Does anyone remember Midori Days? It’s an anime series about a teenager whose hand gets changed into a cute girl. Parasyte: The Maxim is just like that show, only that instead of an adorable gal the protagonist’s hand has been transformed into a hideous Cyclops from another world. Given the choice I’d rather get a hand job from the former. This twenty-four episode series is actually an anime adaptation of a late eighties manga (penned by Hitoshi Iwaaki) that finished its run back in the mid-nineties. What’s that? A show based on a completed work? Goodness, what a novel idea. Perhaps if more studios adapted finished classics, instead of ongoing comics, we wouldn’t have so many animes that conclude in unsatisfying cliffhangers.
Parasyte begins with a swarm of extra-terrestrial worms landing on Earth. The icky larvae, from outer space, are parasitic creatures that survive by infecting unsuspecting humans and taking over their host’s brain (reminds me of the nineties horror The Faculty.) Possessed victims lose their free will, turning into cannibals who can mutate back and forth from regular humans into gruesome monstrosities capable of slicing up prey. High school student Shinichi Izumi is one of the poor sods targeted by the invading maggots, but he manages to protect his cranium from capture via the creative use of a headphone cord. Unable to occupy Shinichi’s brain the parasite squirming within him instead settles inside the palm of Izumi’s hand.
An uneasy truce is thus formed between the two sentient beings that inhabit one body. Shinichi needs to keep his symbiotic relationship a secret from the public, partially to protect his loved ones from danger and partially to avoid becoming a lab rat for curious scientists. Meanwhile the parasite named Migi (Japanese for right hand) takes the role of bodyguard, protecting his dorky partner from harm. Will his alien powers be up to the task though? Unfortunately for the pair their neighbourhood is infested with peckish parasites that would love nothing more than to dine on them both. Are humans really that appetizing? A Big Mac is probably tastier, not to mention less greasy than your average teen.
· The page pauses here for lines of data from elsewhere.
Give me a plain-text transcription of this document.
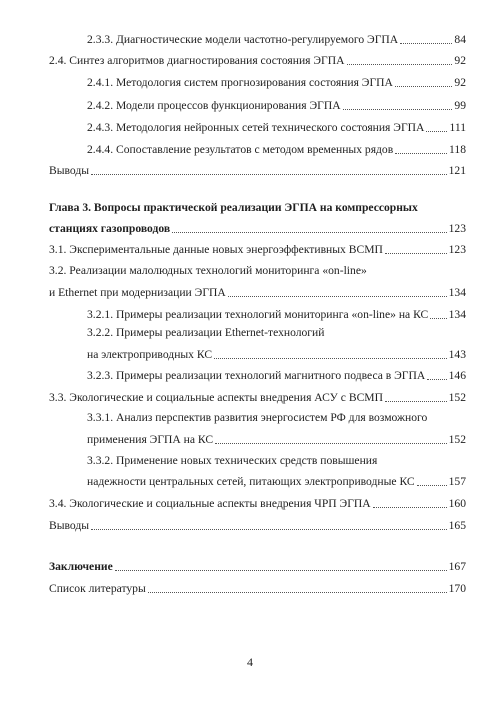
2.3.3. Диагностические модели частотно-регулируемого ЭГПА	84
2.4. Синтез алгоритмов диагностирования состояния ЭГПА	92
2.4.1. Методология систем прогнозирования состояния ЭГПА	92
2.4.2. Модели процессов функционирования ЭГПА	99
2.4.3. Методология нейронных сетей технического состояния ЭГПА 111
2.4.4. Сопоставление результатов с методом временных рядов	118
Выводы	121
Глава 3. Вопросы практической реализации ЭГПА на компрессорных
станциях газопроводов	123
3.1. Экспериментальные данные новых энергоэффективных ВСМП	123
3.2. Реализации малолюдных технологий мониторинга «on-line»
и Ethernet при модернизации ЭГПА	134
3.2.1. Примеры реализации технологий мониторинга «on-line» на КС 134
3.2.2. Примеры реализации Ethernet-технологий
на электроприводных КС	143
3.2.3. Примеры реализации технологий магнитного подвеса в ЭГПА 146
3.3. Экологические и социальные аспекты внедрения АСУ с ВСМП	152
3.3.1. Анализ перспектив развития энергосистем РФ для возможного
применения ЭГПА на КС	152
3.3.2. Применение новых технических средств повышения
надежности центральных сетей, питающих электроприводные КС	157
3.4. Экологические и социальные аспекты внедрения ЧРП ЭГПА	160
Выводы	165
Заключение	167
Список литературы	170
4
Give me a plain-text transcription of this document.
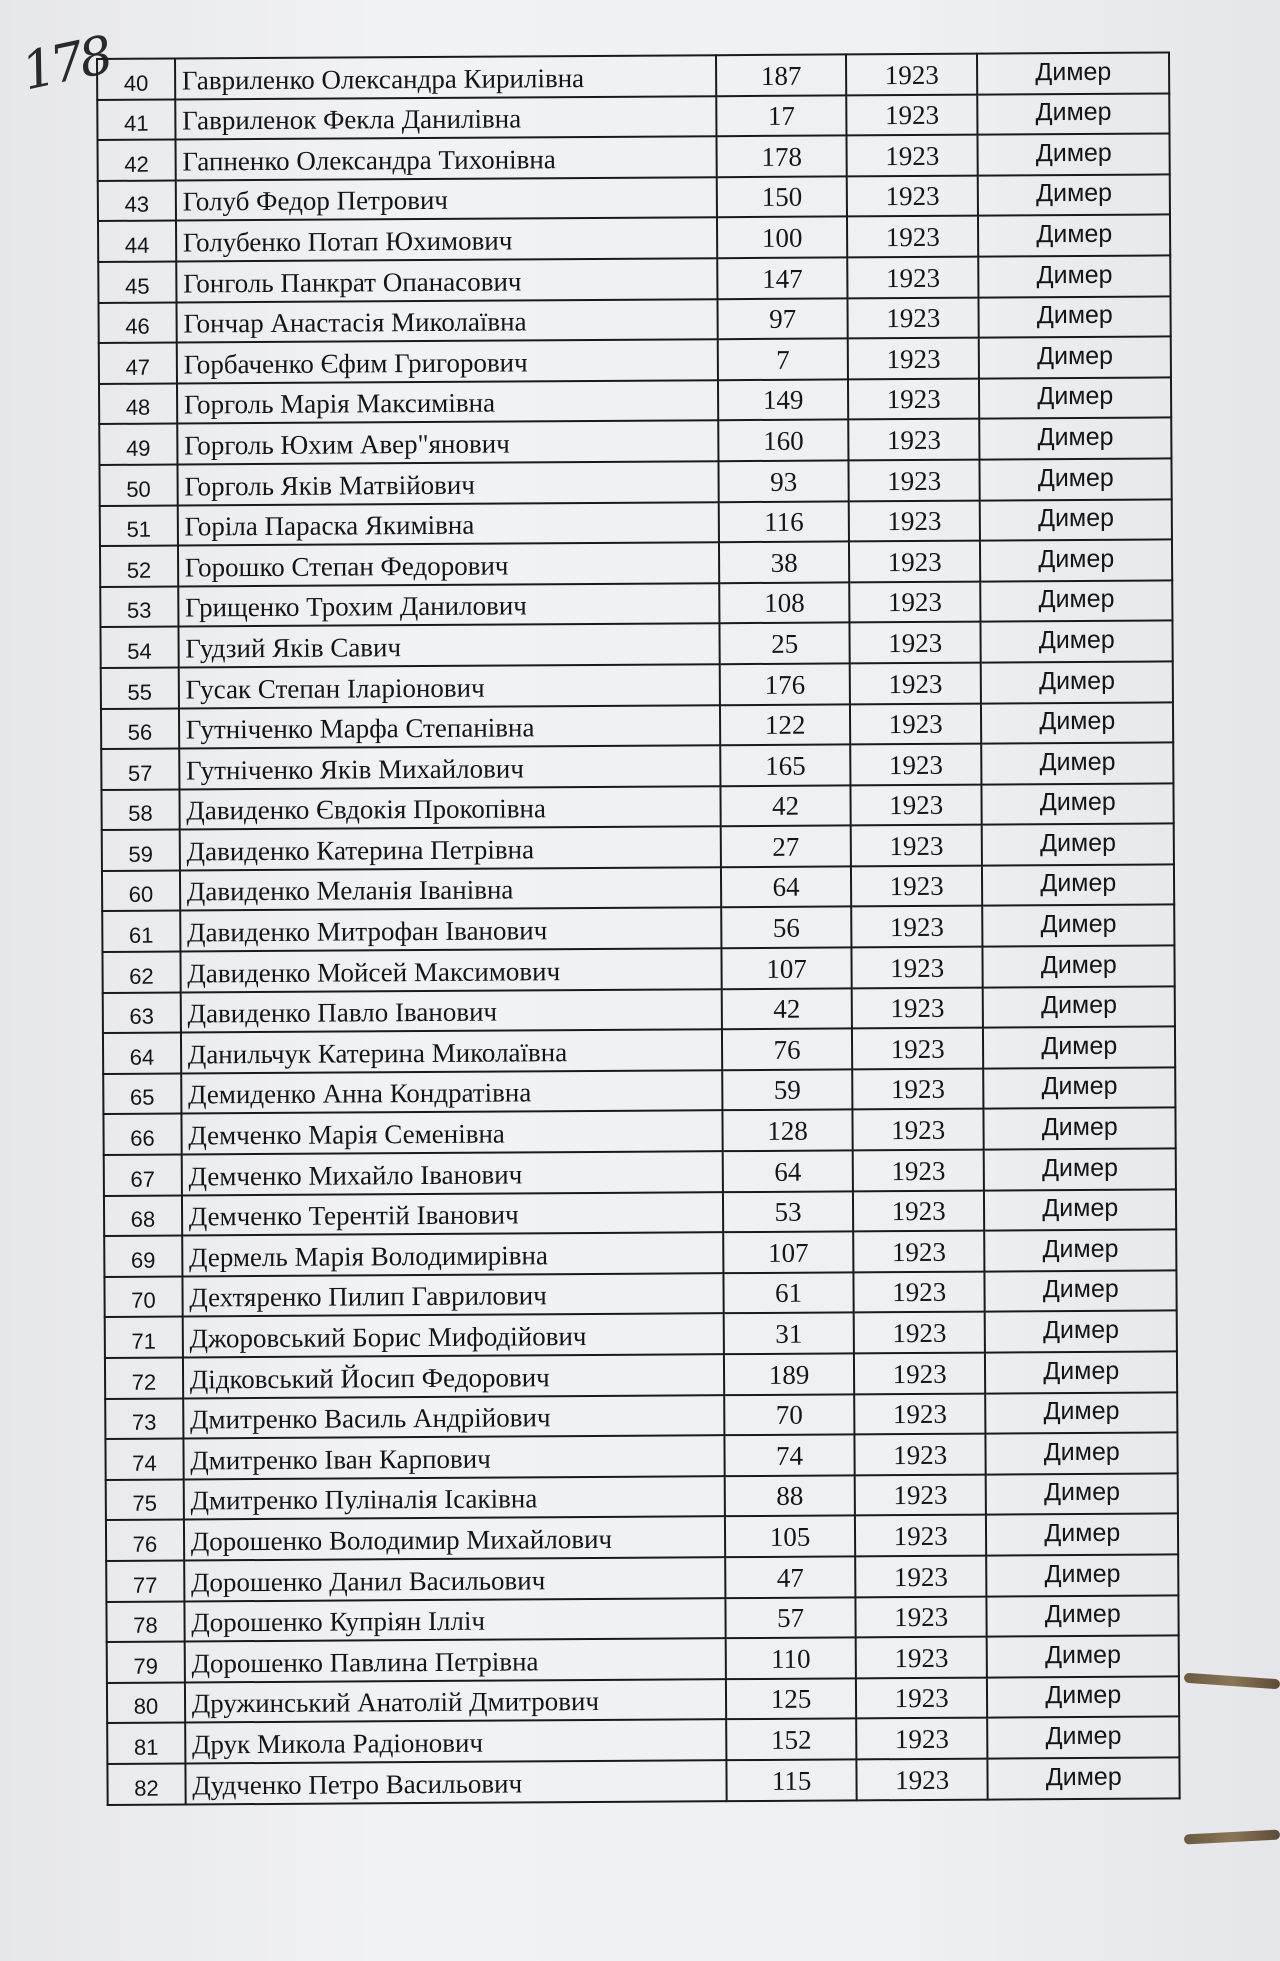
178 40	Гавриленко Олександра Кирилівна	187	1923	Димер
41	Гавриленок Фекла Данилівна	17	1923	Димер
42	Гапненко Олександра Тихонівна	178	1923	Димер
43	Голуб Федор Петрович	150	1923	Димер
44	Голубенко Потап Юхимович	100	1923	Димер
45	Гонголь Панкрат Опанасович	147	1923	Димер
46	Гончар Анастасія Миколаївна	97	1923	Димер
47	Горбаченко Єфим Григорович	7	1923	Димер
48	Горголь Марія Максимівна	149	1923	Димер
49	Горголь Юхим Авер"янович	160	1923	Димер
50	Горголь Яків Матвійович	93	1923	Димер
51	Горіла Параска Якимівна	116	1923	Димер
52	Горошко Степан Федорович	38	1923	Димер
53	Грищенко Трохим Данилович	108	1923	Димер
54	Гудзий Яків Савич	25	1923	Димер
55	Гусак Степан Іларіонович	176	1923	Димер
56	Гутніченко Марфа Степанівна	122	1923	Димер
57	Гутніченко Яків Михайлович	165	1923	Димер
58	Давиденко Євдокія Прокопівна	42	1923	Димер
59	Давиденко Катерина Петрівна	27	1923	Димер
60	Давиденко Меланія Іванівна	64	1923	Димер
61	Давиденко Митрофан Іванович	56	1923	Димер
62	Давиденко Мойсей Максимович	107	1923	Димер
63	Давиденко Павло Іванович	42	1923	Димер
64	Данильчук Катерина Миколаївна	76	1923	Димер
65	Демиденко Анна Кондратівна	59	1923	Димер
66	Демченко Марія Семенівна	128	1923	Димер
67	Демченко Михайло Іванович	64	1923	Димер
68	Демченко Терентій Іванович	53	1923	Димер
69	Дермель Марія Володимирівна	107	1923	Димер
70	Дехтяренко Пилип Гаврилович	61	1923	Димер
71	Джоровський Борис Мифодійович	31	1923	Димер
72	Дідковський Йосип Федорович	189	1923	Димер
73	Дмитренко Василь Андрійович	70	1923	Димер
74	Дмитренко Іван Карпович	74	1923	Димер
75	Дмитренко Пуліналія Ісаківна	88	1923	Димер
76	Дорошенко Володимир Михайлович	105	1923	Димер
77	Дорошенко Данил Васильович	47	1923	Димер
78	Дорошенко Купріян Ілліч	57	1923	Димер
79	Дорошенко Павлина Петрівна	110	1923	Димер
80	Дружинський Анатолій Дмитрович	125	1923	Димер
81	Друк Микола Радіонович	152	1923	Димер
82	Дудченко Петро Васильович	115	1923	Димер
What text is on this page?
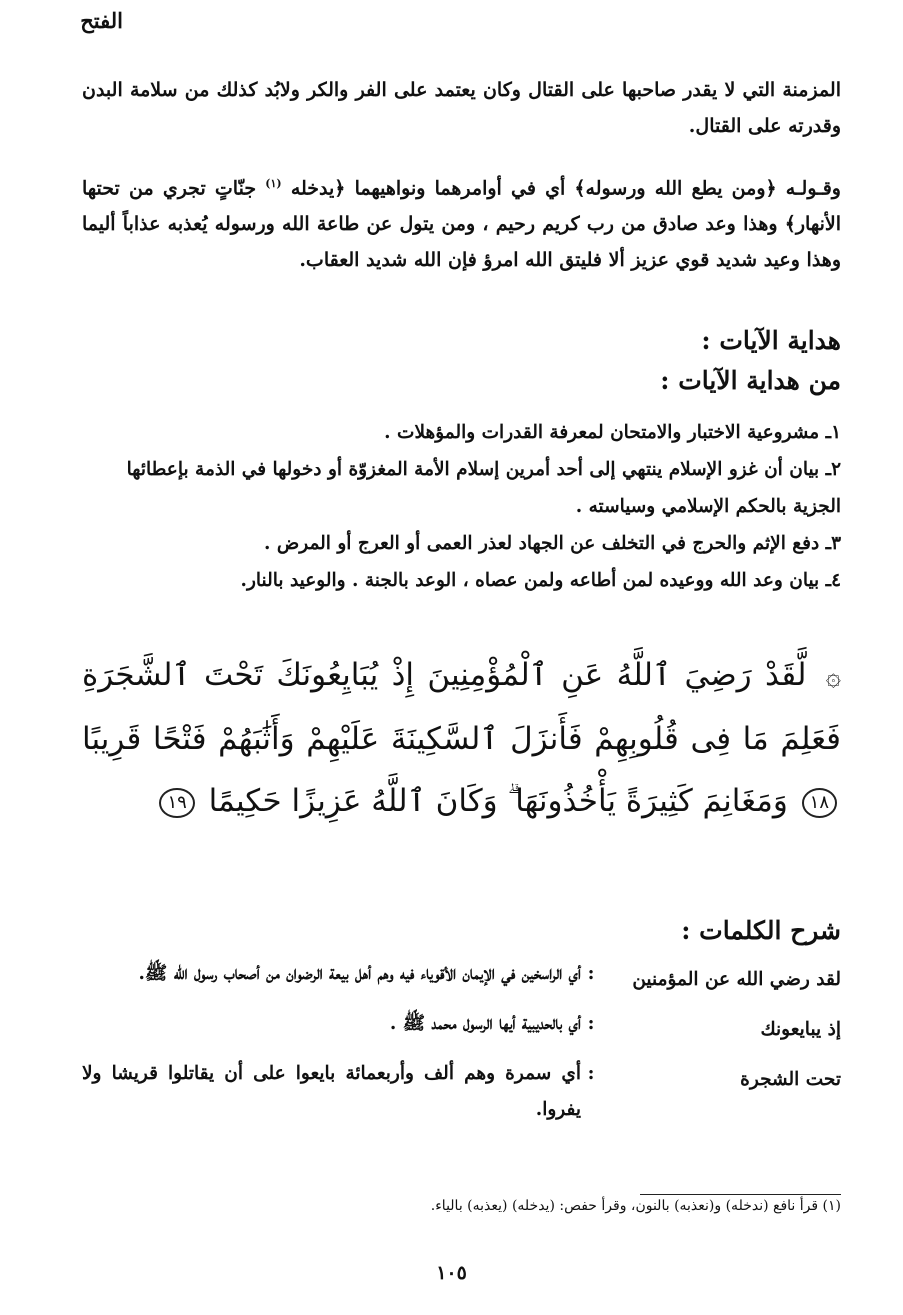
الفتح
المزمنة التي لا يقدر صاحبها على القتال وكان يعتمد على الفر والكر ولابُد كذلك من سلامة البدن وقدرته على القتال.
وقـولـه ﴿ومن يطع الله ورسوله﴾ أي في أوامرهما ونواهيهما ﴿يدخله $^{(١)}$ جنّاتٍ تجري من تحتها الأنهار﴾ وهذا وعد صادق من رب كريم رحيم ، ومن يتول عن طاعة الله ورسوله يُعذبه عذاباً أليما وهذا وعيد شديد قوي عزيز ألا فليتق الله امرؤ فإن الله شديد العقاب.
هداية الآيات :
من هداية الآيات :

١ـ مشروعية الاختبار والامتحان لمعرفة القدرات والمؤهلات .

٢ـ بيان أن غزو الإسلام ينتهي إلى أحد أمرين إسلام الأمة المغزوّة أو دخولها في الذمة بإعطائها الجزية بالحكم الإسلامي وسياسته .

٣ـ دفع الإثم والحرج في التخلف عن الجهاد لعذر العمى أو العرج أو المرض .

٤ـ بيان وعد الله ووعيده لمن أطاعه ولمن عصاه ، الوعد بالجنة . والوعيد بالنار.

۞ لَّقَدْ رَضِيَ ٱللَّهُ عَنِ ٱلْمُؤْمِنِينَ إِذْ يُبَايِعُونَكَ تَحْتَ ٱلشَّجَرَةِ فَعَلِمَ مَا فِى قُلُوبِهِمْ فَأَنزَلَ ٱلسَّكِينَةَ عَلَيْهِمْ وَأَثَٰبَهُمْ فَتْحًا قَرِيبًا ١٨ وَمَغَانِمَ كَثِيرَةً يَأْخُذُونَهَا ۗ وَكَانَ ٱللَّهُ عَزِيزًا حَكِيمًا ١٩
شرح الكلمات :
لقد رضي الله عن المؤمنين
:
أي الراسخين في الإيمان الأقوياء فيه وهم أهل بيعة الرضوان من أصحاب رسول الله ﷺ.
إذ يبايعونك
:
أي بالحديبية أيها الرسول محمد ﷺ .
تحت الشجرة
:
أي سمرة وهم ألف وأربعمائة بايعوا على أن يقاتلوا قريشا ولا يفروا.
(١) قرأ نافع (ندخله) و(نعذبه) بالنون، وقرأ حفص: (يدخله) (يعذبه) بالياء.
١٠٥
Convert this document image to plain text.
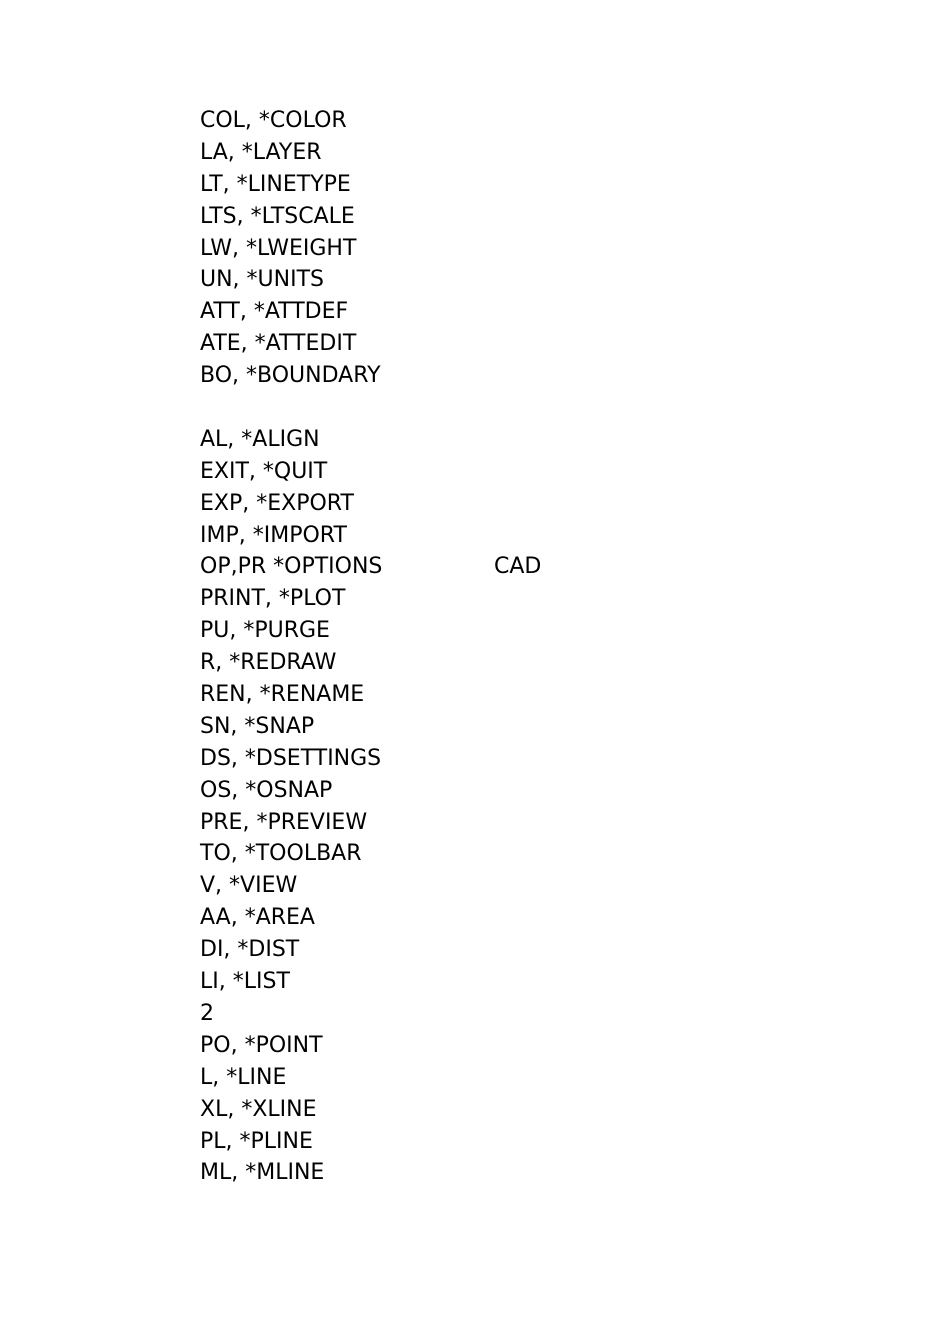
COL, *COLOR
LA, *LAYER
LT, *LINETYPE
LTS, *LTSCALE
LW, *LWEIGHT
UN, *UNITS
ATT, *ATTDEF
ATE, *ATTEDIT
BO, *BOUNDARY
AL, *ALIGN
EXIT, *QUIT
EXP, *EXPORT
IMP, *IMPORT
OP,PR *OPTIONS	CAD
PRINT, *PLOT
PU, *PURGE
R, *REDRAW
REN, *RENAME
SN, *SNAP
DS, *DSETTINGS
OS, *OSNAP
PRE, *PREVIEW
TO, *TOOLBAR
V, *VIEW
AA, *AREA
DI, *DIST
LI, *LIST
2
PO, *POINT
L, *LINE
XL, *XLINE
PL, *PLINE
ML, *MLINE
Unless you are the squeamish sort who avoids gory shows, Parasyte: The Maxim is a must watch. It’s gripping plot, which blends sci-fi with horror, doesn’t feel dated in spite of its source material’s age. The visceral action sequences are captivating to watch, especially as battles hinge on how the heroes outsmart their opponents rather than being contests of who can dish out the most powerful special attack. Speaking of the show’s heroes, the relationship between Shinichi and Migi is what really drives the show. The odd couple who are tethered at the hip (um wrist) evolve thanks to their close-knit alliance. Over the course of the series Shinichi matures and overcomes his oversensitive nature – so much so that he questions if he is losing his humanity. Migi who starts out as a logical creature, solely motivated by survival instinct, slowly begins to accept human concepts such as friendship.
I think I enjoyed the series as in a warped sort of way it reminded me of Spider-Man’s origins. Essentially it’s the tale of a nerdy kid who gets super powers after getting bitten by a bug. When a family tragedy strikes the hero begins to use his newfound abilities to protect the public. The show’s later episodes also push an environmental message, which questions if parasites hunting humans for nourishment is any more heinous than mankind’s ill treatment of nature. I guess this should be expected as the manga’s original run was during a period when shows like Captain Planet were all the rage. Green haired anime characters I can stand, but ivy haired superheroes who battle Jeff Goldblum and Meg Ryan is where I draw the line. Thankfully the show’s subtle ecological theme doesn’t come across as preachy.
Parasyte’s only weakness (and I am really nit picking here) is that the female supporting cast could have been better. Both of Shinichi’s potential love interests are infuriatingly daft at times. The only lady I liked was the feminine parasite Reiko Tamura. Unlike her simple-minded brethren she is intelligent enough to explore the possibility of coexisting with humans. I am also left in awe by her efficient parenting skills. She is the only mom I know who can command a sobbing baby to cease bawling merely by telling them to shut up. Child-rearing silliness aside, Parasyte: The Maxim is an awesome show I cannot recommend highly enough. Madhouse has done a stellar job modernizing the manga for a contemporary audience. I have to “hand” it to them – they really know how to produce quality anime.